You are scrolling through Instagram and see a friend’s post about the wonderful vacation they are on. The kids are smiling, they are smiling, pretty much everyone is smiling but you. You are thinking, “This is their third vacation of the year on a cruise and I can’t even afford to go to Grandmas!” And subtly, or maybe not so subtly, you hate their happiness.

Ever had these thoughts:

“I hate that you are so happy.”

“It’s not that I think my life is awful, it’s just that I hate that yours looks better than mine.”

“I hate that you probably look down on me.”

Ever said these things:

“Good for you.”

“Bless your heart.”

“I’m really not jealous.”


“But what about me?”

“You’re an idiot.”

“I actually am jealous.”

Let’s face it. Sometimes we hate other people’s happiness just because we are envious or jealous. I struggle with this too. Pastors are not immune to comparing church success stories and accolades. And when another succeeds, the quickest way we all cope is to just shoot them down, come up with an excuse or quietly loathe them.

Here are a few things that I’ve found helpful.

1. Pray for their success.

Jesus said, “Love your enemies and pray for those who persecute you.” And maybe someone going on a cruise while you stay at home isn’t them actually persecuting you, but the principle remains: Pray for those who bother you.

Pray for their safety, pray they reconnect with family, pray they see the wonder in God’s creation, pray for them to feel God’s love and pray that when they return you can rejoice with them.

This can also be for people who are succeeding that you wish would fail. Maybe they received a promotion you wanted. Maybe everything is great in their family while yours is an episode of Jerry Springer. Just pray for them anyway. Pray that God would bless them and thus they would be drawn to Him.

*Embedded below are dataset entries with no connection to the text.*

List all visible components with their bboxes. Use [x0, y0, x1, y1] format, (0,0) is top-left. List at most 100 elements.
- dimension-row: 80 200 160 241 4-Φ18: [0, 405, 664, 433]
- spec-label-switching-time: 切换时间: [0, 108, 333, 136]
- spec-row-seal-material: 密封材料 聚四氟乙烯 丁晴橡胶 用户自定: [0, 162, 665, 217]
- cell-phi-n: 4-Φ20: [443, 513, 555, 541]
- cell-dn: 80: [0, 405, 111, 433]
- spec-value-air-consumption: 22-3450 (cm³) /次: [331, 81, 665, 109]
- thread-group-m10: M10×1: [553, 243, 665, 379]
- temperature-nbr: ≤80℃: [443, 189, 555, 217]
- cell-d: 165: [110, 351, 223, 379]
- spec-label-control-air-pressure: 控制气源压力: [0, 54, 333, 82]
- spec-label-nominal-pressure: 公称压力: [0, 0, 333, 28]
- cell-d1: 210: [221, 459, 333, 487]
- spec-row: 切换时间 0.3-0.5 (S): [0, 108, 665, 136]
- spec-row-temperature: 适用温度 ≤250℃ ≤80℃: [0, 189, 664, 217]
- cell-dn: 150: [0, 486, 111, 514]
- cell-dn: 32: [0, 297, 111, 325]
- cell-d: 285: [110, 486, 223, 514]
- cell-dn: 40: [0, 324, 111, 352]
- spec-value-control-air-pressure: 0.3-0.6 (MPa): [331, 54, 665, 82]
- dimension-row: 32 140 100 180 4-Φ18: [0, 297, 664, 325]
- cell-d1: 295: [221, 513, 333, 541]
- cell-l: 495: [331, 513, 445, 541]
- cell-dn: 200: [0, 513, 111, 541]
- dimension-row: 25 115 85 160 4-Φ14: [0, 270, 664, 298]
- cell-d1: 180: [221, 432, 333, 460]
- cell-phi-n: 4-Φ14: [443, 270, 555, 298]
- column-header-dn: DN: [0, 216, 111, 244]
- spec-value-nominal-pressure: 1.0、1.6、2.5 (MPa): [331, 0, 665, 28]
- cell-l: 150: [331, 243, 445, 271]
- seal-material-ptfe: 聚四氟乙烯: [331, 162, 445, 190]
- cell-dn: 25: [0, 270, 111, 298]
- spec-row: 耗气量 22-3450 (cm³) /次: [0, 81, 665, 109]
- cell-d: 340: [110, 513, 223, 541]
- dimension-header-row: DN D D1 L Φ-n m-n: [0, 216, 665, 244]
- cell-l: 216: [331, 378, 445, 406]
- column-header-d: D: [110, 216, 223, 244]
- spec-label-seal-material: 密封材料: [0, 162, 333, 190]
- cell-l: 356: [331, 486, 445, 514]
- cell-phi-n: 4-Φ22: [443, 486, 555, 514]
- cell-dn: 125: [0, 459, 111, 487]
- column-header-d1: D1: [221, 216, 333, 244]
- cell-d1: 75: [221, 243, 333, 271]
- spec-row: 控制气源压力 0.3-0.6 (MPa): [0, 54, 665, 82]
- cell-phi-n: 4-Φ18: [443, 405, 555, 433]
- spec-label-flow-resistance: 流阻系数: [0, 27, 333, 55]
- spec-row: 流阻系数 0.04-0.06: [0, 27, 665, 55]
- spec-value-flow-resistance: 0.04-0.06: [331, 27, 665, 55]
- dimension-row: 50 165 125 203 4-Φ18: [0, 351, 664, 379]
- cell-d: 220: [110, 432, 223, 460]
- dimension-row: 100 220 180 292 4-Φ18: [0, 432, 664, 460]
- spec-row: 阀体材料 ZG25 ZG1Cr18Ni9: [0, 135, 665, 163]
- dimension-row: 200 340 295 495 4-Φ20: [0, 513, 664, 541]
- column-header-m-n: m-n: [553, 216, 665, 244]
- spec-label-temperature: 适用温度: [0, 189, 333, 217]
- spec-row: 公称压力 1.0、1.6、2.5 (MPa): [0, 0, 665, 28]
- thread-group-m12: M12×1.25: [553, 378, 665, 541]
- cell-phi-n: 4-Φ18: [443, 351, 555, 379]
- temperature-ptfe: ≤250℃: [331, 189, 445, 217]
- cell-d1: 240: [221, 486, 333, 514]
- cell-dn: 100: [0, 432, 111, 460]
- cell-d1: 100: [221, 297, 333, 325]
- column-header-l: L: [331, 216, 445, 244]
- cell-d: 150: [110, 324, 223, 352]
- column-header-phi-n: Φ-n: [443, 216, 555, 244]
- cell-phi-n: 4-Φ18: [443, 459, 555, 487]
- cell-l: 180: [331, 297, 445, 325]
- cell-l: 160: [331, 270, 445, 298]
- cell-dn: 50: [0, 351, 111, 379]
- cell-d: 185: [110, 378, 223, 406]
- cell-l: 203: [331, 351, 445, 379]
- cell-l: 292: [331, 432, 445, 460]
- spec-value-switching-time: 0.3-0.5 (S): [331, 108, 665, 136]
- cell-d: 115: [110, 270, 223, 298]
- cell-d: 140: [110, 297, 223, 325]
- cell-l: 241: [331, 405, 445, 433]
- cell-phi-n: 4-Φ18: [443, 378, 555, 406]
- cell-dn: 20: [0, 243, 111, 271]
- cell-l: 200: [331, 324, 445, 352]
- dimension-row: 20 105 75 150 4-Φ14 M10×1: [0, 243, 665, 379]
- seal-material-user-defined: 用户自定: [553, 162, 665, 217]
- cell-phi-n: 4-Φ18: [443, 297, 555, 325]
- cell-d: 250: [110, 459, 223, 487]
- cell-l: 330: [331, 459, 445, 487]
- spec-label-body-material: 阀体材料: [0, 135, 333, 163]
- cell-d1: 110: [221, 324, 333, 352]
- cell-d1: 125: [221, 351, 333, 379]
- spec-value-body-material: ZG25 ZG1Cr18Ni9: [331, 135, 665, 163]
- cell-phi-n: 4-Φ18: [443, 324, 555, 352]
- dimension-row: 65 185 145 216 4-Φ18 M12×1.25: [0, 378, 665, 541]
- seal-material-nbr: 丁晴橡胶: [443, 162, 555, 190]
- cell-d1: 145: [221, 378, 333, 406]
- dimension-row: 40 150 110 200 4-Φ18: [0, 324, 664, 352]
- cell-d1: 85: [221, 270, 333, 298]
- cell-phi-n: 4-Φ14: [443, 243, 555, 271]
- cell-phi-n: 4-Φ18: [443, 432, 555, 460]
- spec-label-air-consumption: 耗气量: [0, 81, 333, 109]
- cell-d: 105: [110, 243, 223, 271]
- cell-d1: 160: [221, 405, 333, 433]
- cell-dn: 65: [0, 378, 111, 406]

The great thing about this is it exchanges a feeling of jealousy at their success to the feeling of joy of seeing God work in your prayers.

2. Celebrate with them.

Like their post. Send a message congratulating them. Ask about their trip. All of these things can not only build the friendship but release the power that envy and jealousy can have on us. Take a moment to jot a note and tell them you are happy for them. And if you are not yet, then just say, “Hope you have a great time,” or, “Congratulations!” It’s baby steps, but you’ll be amazed at how praying for their success and then celebrating with them will move you from fake platitudes to genuine excitement for them.

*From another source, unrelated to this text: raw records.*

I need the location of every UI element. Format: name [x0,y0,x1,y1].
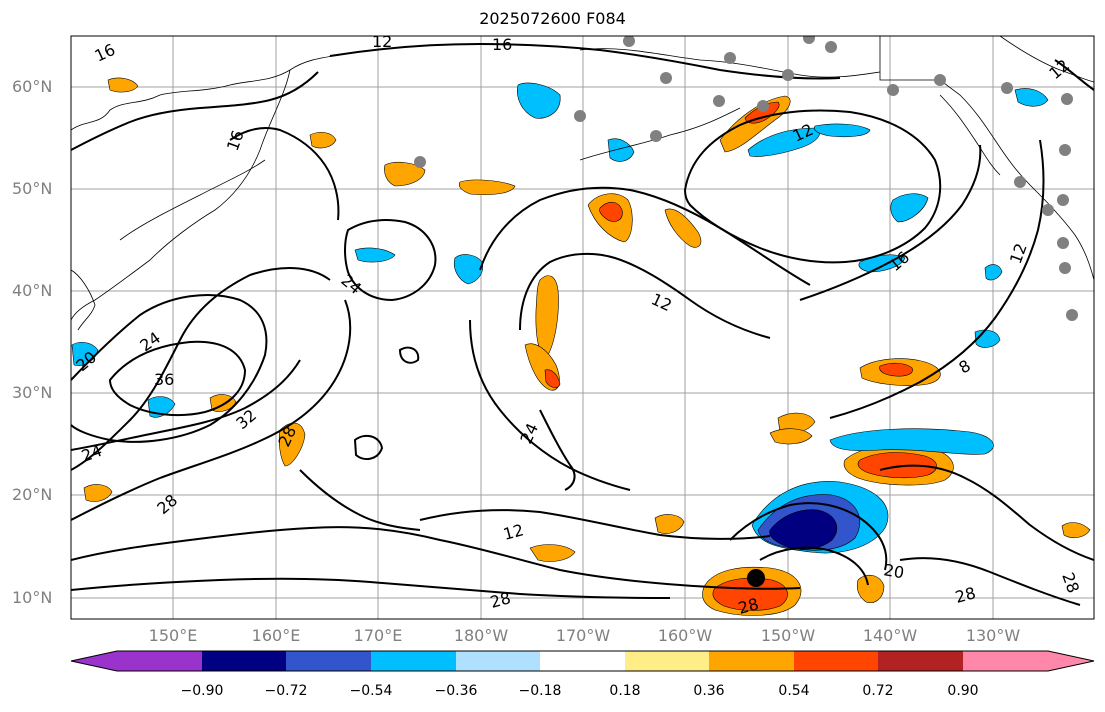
station-dot [724,52,736,64]
contour-label: 20 [882,560,905,582]
station-dot [825,41,837,53]
station-dot [757,100,769,112]
lon-label-150w: 150°W [760,626,816,645]
colorbar-tick-label: −0.90 [180,683,224,699]
station-dot [1057,194,1069,206]
lat-label-20n: 20°N [12,485,53,504]
lon-label-130w: 130°W [965,626,1021,645]
contour-label: 16 [492,35,512,54]
lat-label-60n: 60°N [12,77,53,96]
station-dot [1059,144,1071,156]
contour-label: 28 [953,583,978,607]
station-dot [1014,176,1026,188]
storm-center-marker [747,569,765,587]
contour-label: 28 [736,594,761,618]
colorbar-tick-label: −0.72 [264,683,308,699]
station-dot [1001,82,1013,94]
colorbar-tick-label: −0.54 [349,683,393,699]
station-dot [934,74,946,86]
map-title: 2025072600 F084 [479,9,626,28]
lon-label-170e: 170°E [353,626,403,645]
coastlines [71,36,1094,331]
contour-label: 28 [488,588,513,612]
shaded-field [71,77,1091,616]
station-dot [1059,262,1071,274]
station-dot [623,36,635,47]
station-dot [713,95,725,107]
station-dot [782,69,794,81]
colorbar-tick-label: 0.72 [862,683,894,699]
lat-label-10n: 10°N [12,588,53,607]
station-dot [414,156,426,168]
contour-label: 12 [501,520,526,544]
negative-core-inner [769,509,838,550]
colorbar-tick-label: 0.90 [947,683,979,699]
contour-label: 12 [372,32,392,51]
lon-label-160w: 160°W [657,626,713,645]
colorbar-tick-label: 0.18 [609,683,641,699]
lon-label-160e: 160°E [251,626,301,645]
lon-label-150e: 150°E [148,626,198,645]
lon-label-180w: 180°W [453,626,509,645]
lon-label-140w: 140°W [862,626,918,645]
station-dots [414,36,1078,321]
lat-label-30n: 30°N [12,383,53,402]
station-dot [660,72,672,84]
station-dot [803,36,815,44]
lon-label-170w: 170°W [555,626,611,645]
station-dot [1057,237,1069,249]
station-dot [574,110,586,122]
station-dot [1042,204,1054,216]
station-dot [1066,309,1078,321]
colorbar-tick-label: 0.36 [693,683,725,699]
contour-lines [71,42,1094,606]
colorbar-tick-label: −0.18 [518,683,562,699]
contour-label: 36 [154,370,174,389]
lat-label-40n: 40°N [12,281,53,300]
station-dot [887,84,899,96]
map-frame [70,35,1095,620]
lat-label-50n: 50°N [12,179,53,198]
station-dot [650,130,662,142]
colorbar-tick-label: −0.36 [434,683,478,699]
colorbar-tick-label: 0.54 [778,683,810,699]
station-dot [1061,93,1073,105]
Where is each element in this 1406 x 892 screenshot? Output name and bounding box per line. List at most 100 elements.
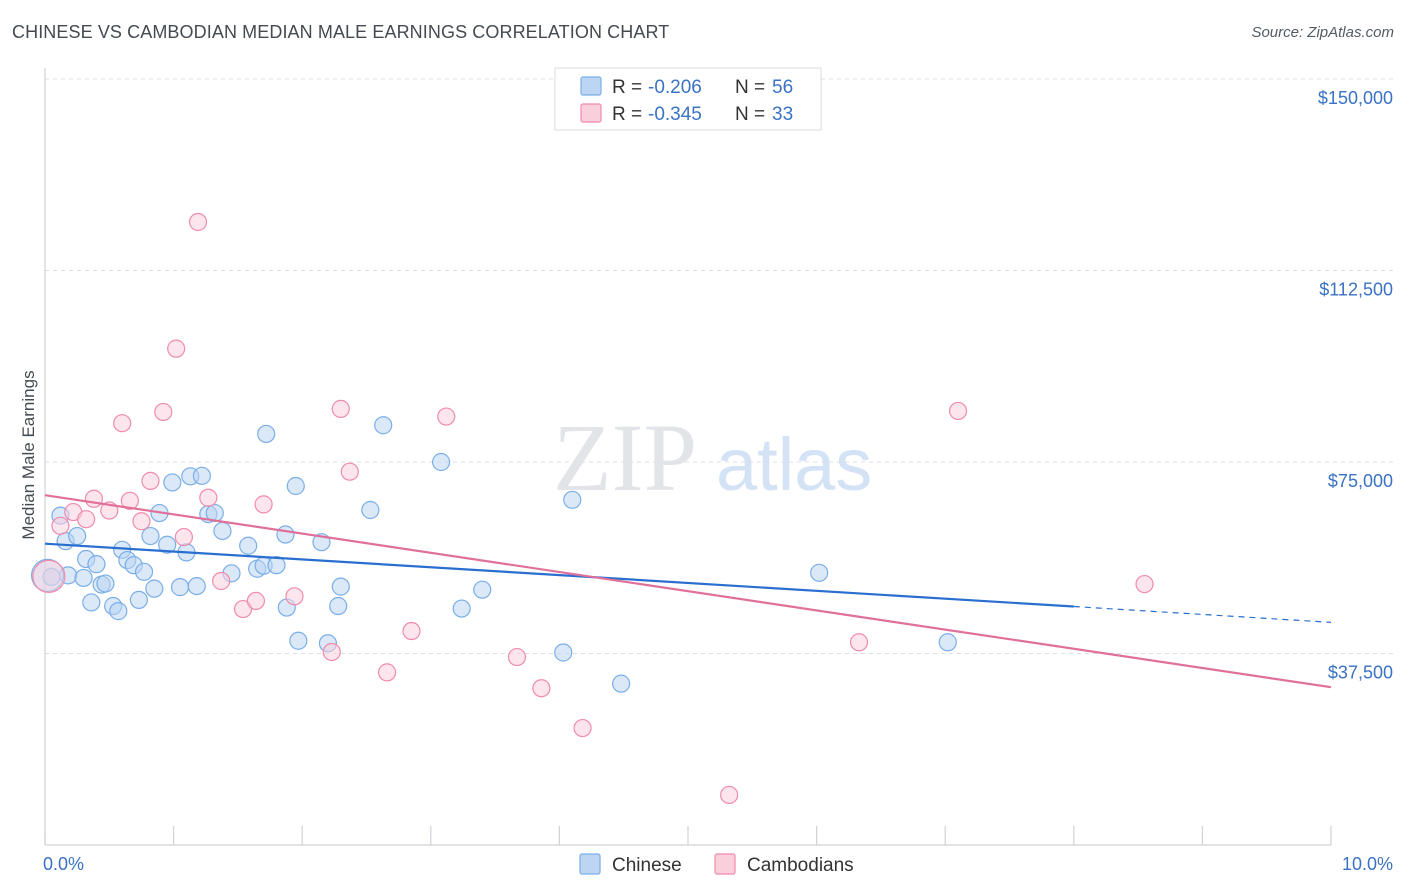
data-point bbox=[532, 679, 551, 698]
data-point bbox=[154, 402, 173, 422]
data-point bbox=[32, 559, 66, 593]
data-point bbox=[68, 526, 87, 546]
bottom-legend: Chinese Cambodians bbox=[579, 853, 854, 876]
data-point bbox=[948, 401, 968, 421]
data-point bbox=[51, 516, 70, 535]
axes bbox=[44, 68, 1332, 846]
data-point bbox=[340, 462, 359, 481]
bottom-legend-swatch-cambodians bbox=[714, 853, 736, 875]
legend-swatch-cambodians bbox=[580, 103, 602, 123]
legend-n-value-1: 56 bbox=[772, 77, 793, 98]
legend-n-value-2: 33 bbox=[772, 104, 793, 125]
data-point bbox=[322, 642, 341, 662]
data-point bbox=[361, 500, 380, 520]
bottom-legend-label-cambodians: Cambodians bbox=[747, 855, 854, 876]
data-point bbox=[134, 562, 154, 581]
trendline-cambodians bbox=[44, 494, 1332, 689]
data-point bbox=[239, 536, 258, 555]
data-point bbox=[267, 556, 286, 575]
trendline-chinese-extension bbox=[1073, 605, 1332, 623]
data-point bbox=[212, 571, 231, 591]
data-point bbox=[473, 580, 492, 599]
data-point bbox=[246, 591, 266, 611]
chart-title: CHINESE VS CAMBODIAN MEDIAN MALE EARNING… bbox=[12, 22, 670, 42]
y-tick-label: $112,500 bbox=[1319, 280, 1393, 300]
data-point bbox=[233, 599, 253, 619]
data-point bbox=[331, 399, 350, 418]
data-point bbox=[113, 414, 132, 433]
legend: R = -0.206 N = 56 R = -0.345 N = 33 bbox=[554, 67, 822, 131]
trendlines bbox=[44, 494, 1332, 689]
data-point bbox=[285, 587, 304, 606]
data-point bbox=[187, 576, 206, 596]
data-point bbox=[289, 631, 308, 650]
data-point bbox=[437, 407, 456, 426]
legend-n-label-1: N = bbox=[735, 77, 765, 98]
gridlines bbox=[45, 78, 1395, 654]
data-point bbox=[132, 512, 151, 531]
data-point bbox=[188, 212, 208, 232]
data-point bbox=[563, 490, 582, 509]
data-point bbox=[507, 647, 527, 667]
data-point bbox=[141, 526, 160, 546]
data-point bbox=[120, 491, 139, 510]
data-point bbox=[257, 424, 276, 444]
data-point bbox=[329, 596, 348, 616]
trendline-chinese bbox=[44, 542, 1074, 608]
bottom-legend-label-chinese: Chinese bbox=[612, 855, 682, 876]
data-point bbox=[163, 473, 182, 492]
data-point bbox=[331, 577, 350, 596]
legend-n-label-2: N = bbox=[735, 104, 765, 125]
legend-r-label-2: R = bbox=[612, 104, 642, 125]
y-tick-label: $75,000 bbox=[1328, 471, 1393, 491]
y-tick-labels: $37,500 $75,000 $112,500 $150,000 bbox=[1318, 88, 1393, 683]
data-point bbox=[158, 535, 177, 554]
data-point bbox=[452, 599, 471, 618]
data-point bbox=[254, 495, 273, 514]
legend-r-value-1: -0.206 bbox=[648, 77, 702, 98]
data-point bbox=[199, 488, 218, 507]
data-point bbox=[141, 471, 160, 490]
data-point bbox=[374, 416, 393, 435]
data-point bbox=[849, 633, 869, 652]
data-point bbox=[84, 489, 103, 508]
data-point bbox=[1135, 574, 1154, 594]
data-point bbox=[431, 452, 451, 472]
x-tick-label: 0.0% bbox=[43, 854, 84, 874]
data-point bbox=[612, 674, 631, 693]
data-point bbox=[720, 785, 739, 805]
data-point bbox=[402, 621, 421, 641]
data-point bbox=[213, 521, 232, 541]
data-point bbox=[573, 718, 592, 738]
data-point bbox=[129, 590, 148, 609]
bottom-legend-swatch-chinese bbox=[579, 853, 601, 875]
data-point bbox=[377, 663, 397, 682]
data-point bbox=[174, 527, 193, 547]
y-tick-label: $37,500 bbox=[1328, 663, 1393, 683]
y-axis-label: Median Male Earnings bbox=[19, 370, 38, 539]
data-point bbox=[276, 525, 295, 544]
x-tick-labels: 0.0% 10.0% bbox=[43, 854, 1393, 874]
legend-r-value-2: -0.345 bbox=[648, 104, 702, 125]
series-cambodians-points bbox=[32, 212, 1154, 805]
data-point bbox=[938, 633, 957, 652]
data-point bbox=[74, 568, 93, 588]
data-point bbox=[286, 476, 305, 496]
data-point bbox=[167, 339, 186, 358]
data-point bbox=[170, 578, 190, 597]
data-point bbox=[82, 593, 101, 612]
data-point bbox=[109, 602, 128, 621]
data-point bbox=[145, 579, 164, 598]
watermark-atlas: atlas bbox=[716, 423, 872, 506]
chart-source: Source: ZipAtlas.com bbox=[1251, 24, 1394, 41]
legend-swatch-chinese bbox=[580, 76, 602, 96]
x-tick-label: 10.0% bbox=[1342, 854, 1393, 874]
data-point bbox=[96, 574, 115, 593]
y-tick-label: $150,000 bbox=[1318, 88, 1393, 108]
data-point bbox=[192, 466, 211, 485]
legend-r-label-1: R = bbox=[612, 77, 642, 98]
data-point bbox=[810, 563, 829, 582]
data-point bbox=[77, 510, 96, 529]
data-point bbox=[87, 555, 106, 574]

3. Take a social media fast.

It’s no coincidence that the amount of prescriptions for antidepressants continues to rise with the rise of social media participation in our country. We are voyeurs of others’ success and it takes a toll on us. Waking up in the morning and spending ten minutes on social media starts your day off with, “Look what they are doing and you are not.” No wonder we are depressed, jealous and bitter. Take three days away from social media and notice how your anxiety begins to drop, and notice how you think less of how other people have it better than you.

It’s not easy to fix. But it is possible.